Question

A 200m wide river has a uniform flow speed of 1.1 m/s through a jungle and towards the east. An explorer wishes to leave a small clearing on the south bank and cross the river in a powerboat that moves at a constant speed of 4 m/s with respect to the river. There is a clearing on the north bank 82 m upstream from a point directly opposite to the south bank. (a) in what direction must the boat be pointed in order to travel in a straight line and land on the clearing on the north bank? (b) How long will the boat take to cross the river and land in the clearing?

Answer 1

Hint: The boat sails at a speed of 4 m / s compared to the water, which means that if an observer in the water sails at the speed of the river, he can see the boat traveling at a speed of 4 m/s.
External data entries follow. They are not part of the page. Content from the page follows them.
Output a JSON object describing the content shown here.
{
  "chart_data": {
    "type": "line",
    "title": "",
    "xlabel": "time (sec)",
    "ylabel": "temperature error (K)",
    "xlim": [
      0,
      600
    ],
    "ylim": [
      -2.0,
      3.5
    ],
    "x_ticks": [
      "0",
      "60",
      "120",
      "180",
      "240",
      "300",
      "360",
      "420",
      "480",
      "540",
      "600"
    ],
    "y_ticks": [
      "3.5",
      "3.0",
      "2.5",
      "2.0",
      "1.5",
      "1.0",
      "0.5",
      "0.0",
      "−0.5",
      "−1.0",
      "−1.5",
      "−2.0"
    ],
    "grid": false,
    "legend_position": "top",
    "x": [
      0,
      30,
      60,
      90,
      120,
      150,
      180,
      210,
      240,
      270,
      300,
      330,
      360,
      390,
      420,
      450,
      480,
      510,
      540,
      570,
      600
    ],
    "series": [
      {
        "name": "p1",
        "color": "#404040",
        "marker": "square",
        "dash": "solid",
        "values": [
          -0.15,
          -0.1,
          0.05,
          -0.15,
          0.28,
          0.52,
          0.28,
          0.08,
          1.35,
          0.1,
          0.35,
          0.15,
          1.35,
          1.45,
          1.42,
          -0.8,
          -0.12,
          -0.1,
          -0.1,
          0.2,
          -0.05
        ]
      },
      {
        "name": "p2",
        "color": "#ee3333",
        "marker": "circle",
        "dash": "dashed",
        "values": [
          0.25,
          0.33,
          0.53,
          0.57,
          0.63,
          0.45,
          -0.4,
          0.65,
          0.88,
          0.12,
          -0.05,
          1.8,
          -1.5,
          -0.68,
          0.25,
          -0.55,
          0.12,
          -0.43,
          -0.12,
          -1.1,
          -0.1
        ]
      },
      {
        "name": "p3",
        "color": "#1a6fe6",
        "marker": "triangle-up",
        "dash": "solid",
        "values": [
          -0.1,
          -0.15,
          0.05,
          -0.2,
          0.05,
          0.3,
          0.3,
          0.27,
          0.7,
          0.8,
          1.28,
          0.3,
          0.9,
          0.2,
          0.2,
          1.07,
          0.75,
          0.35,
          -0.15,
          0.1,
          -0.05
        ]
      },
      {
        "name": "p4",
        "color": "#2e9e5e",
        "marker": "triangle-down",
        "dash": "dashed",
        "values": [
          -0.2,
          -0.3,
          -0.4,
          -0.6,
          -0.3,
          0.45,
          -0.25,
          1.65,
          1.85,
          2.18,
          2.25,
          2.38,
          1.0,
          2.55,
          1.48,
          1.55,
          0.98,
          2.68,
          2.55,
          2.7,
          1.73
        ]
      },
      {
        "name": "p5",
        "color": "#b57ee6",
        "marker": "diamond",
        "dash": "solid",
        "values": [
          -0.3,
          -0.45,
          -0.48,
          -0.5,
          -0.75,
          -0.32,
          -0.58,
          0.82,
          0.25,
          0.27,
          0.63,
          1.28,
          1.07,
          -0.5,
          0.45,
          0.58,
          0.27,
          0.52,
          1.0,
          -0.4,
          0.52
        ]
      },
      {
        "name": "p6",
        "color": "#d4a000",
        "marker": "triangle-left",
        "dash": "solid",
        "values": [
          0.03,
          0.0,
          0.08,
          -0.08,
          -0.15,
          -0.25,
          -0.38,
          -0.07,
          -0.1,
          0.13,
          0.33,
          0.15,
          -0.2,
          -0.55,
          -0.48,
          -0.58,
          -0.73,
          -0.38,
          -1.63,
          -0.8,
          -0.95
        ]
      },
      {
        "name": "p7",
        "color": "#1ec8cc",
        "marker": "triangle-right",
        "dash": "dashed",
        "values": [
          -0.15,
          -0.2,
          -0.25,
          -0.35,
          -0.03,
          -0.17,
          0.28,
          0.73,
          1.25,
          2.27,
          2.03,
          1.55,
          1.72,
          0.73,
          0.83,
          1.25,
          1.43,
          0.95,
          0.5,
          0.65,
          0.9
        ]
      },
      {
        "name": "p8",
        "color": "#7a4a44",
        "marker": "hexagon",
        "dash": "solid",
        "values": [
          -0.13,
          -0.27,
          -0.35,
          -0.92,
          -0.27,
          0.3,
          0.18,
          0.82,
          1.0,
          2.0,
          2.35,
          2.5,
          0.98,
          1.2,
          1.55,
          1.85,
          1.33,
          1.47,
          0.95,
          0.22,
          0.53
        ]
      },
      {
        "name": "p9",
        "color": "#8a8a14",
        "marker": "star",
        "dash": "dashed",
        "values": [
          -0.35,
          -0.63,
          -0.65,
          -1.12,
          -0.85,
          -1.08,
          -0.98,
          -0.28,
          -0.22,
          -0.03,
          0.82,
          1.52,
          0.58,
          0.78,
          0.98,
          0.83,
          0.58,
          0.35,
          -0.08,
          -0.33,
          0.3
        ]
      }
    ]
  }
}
To solve this question, you must take the help of the diagram, showing the motion in the form of a right-angled triangle.

Complete step-by-step solution
Before we start solving the question that is given to us, let us take a look at all the parameters that are given to us in the above question
The width of the river = w = 200 m
The speed of the river = ${{v}_{r}}$ = 1.1 m/s
Relative speed of the boat = ${{v}_{b}}$ = 4 m/s
North bank distance = d = 82 m
Now let us refer to the diagram for a better understanding of the motion
Now
Drawing a line (200 m long) to the north (upwards in our sketch) across the river, and then a line to the west (upstream, to the left in our sketch) along the north bank for a distance (82m)+(1.1m / s)t;

Now
The hypotenuse of this right triangle (the arrow in our sketch) also depends on t and the speed of the boat (relative to the water) and we set it equal to the Pythagorean "sum" of the triangle's sides.
$\Rightarrow 4t=\sqrt{{{200}^{2}}+{{(82+1.1t)}^{2}}}$
So, we have the equation
$\Rightarrow 14.8{{t}^{2}}-180.4t-46724=0$
On using the quadratic formula
$x=\dfrac{-b\pm \sqrt{{{b}^{2}}-4ac}}{2a}$
Now,
$\Rightarrow x=\dfrac{180.4+\sqrt{{{(-180.4)}^{2}}-4\times 14.8\times }(-180.4)}{2(14.8)}$
$\Rightarrow x=62.611$
Also,
$\Rightarrow x=\dfrac{180.4-\sqrt{{{(-180.4)}^{2}}-4\times 14.8\times }(-180.4)}{2(14.8)}$
$\Rightarrow x=-50.42$
So,
We have two values of t
$\Rightarrow t=62.64s$and -50.42s
Neglecting the negative value as the time can not be negative
Now,
Part (a)
The angle between the north (200 m) leg of the triangle and the hypotenuse (which is measured "west of the north") is then specified (refer the diagram)
So,
$\Rightarrow \theta =ta{{n}^{-1}}(\dfrac{82+1.1t}{200})$
Taking t = 62.64 s
Neglecting the negative value as the time can not be negative
$\Rightarrow \theta =ta{{n}^{-1}}(\dfrac{82+1.1\times 62.611}{200})$
$\Rightarrow \theta =ta{{n}^{-1}}(\dfrac{151}{200})$
$\Rightarrow \theta ={{37}^{\circ }}$
So, the boat must be pointed at $\theta ={{37}^{\circ }}$ in order to travel in a straight line and land on the clearing on the north bank
Now,
For the Part (b)
On solving the equation
$\Rightarrow 14.8{{t}^{2}}-180.4t-46724=0$
On using the quadratic formula
$x=\dfrac{-b\pm \sqrt{{{b}^{2}}-4ac}}{2a}$
Now,
$\Rightarrow x=\dfrac{180.4+\sqrt{{{(-180.4)}^{2}}-4\times 14.8\times }(-180.4)}{2(14.8)}$
$\Rightarrow x=62.611$
Also,
$\Rightarrow x=\dfrac{180.4-\sqrt{{{(-180.4)}^{2}}-4\times 14.8\times }(-180.4)}{2(14.8)}$
$\Rightarrow x=-50.42$
So,
We have two values of t
$\Rightarrow t=62.64s$and -50.42s
Neglecting the negative value as the time can not be negative
So, the boat will take 63.64s to cross the river and land in the clearing.

Note: The spectator on the ground can see that the boat is going at the speed of the river, plus the relative speed of the boat as the speed which is given to us is the relative speed. So the speed of the boat to an observer on the ground will be 5.1 m/s.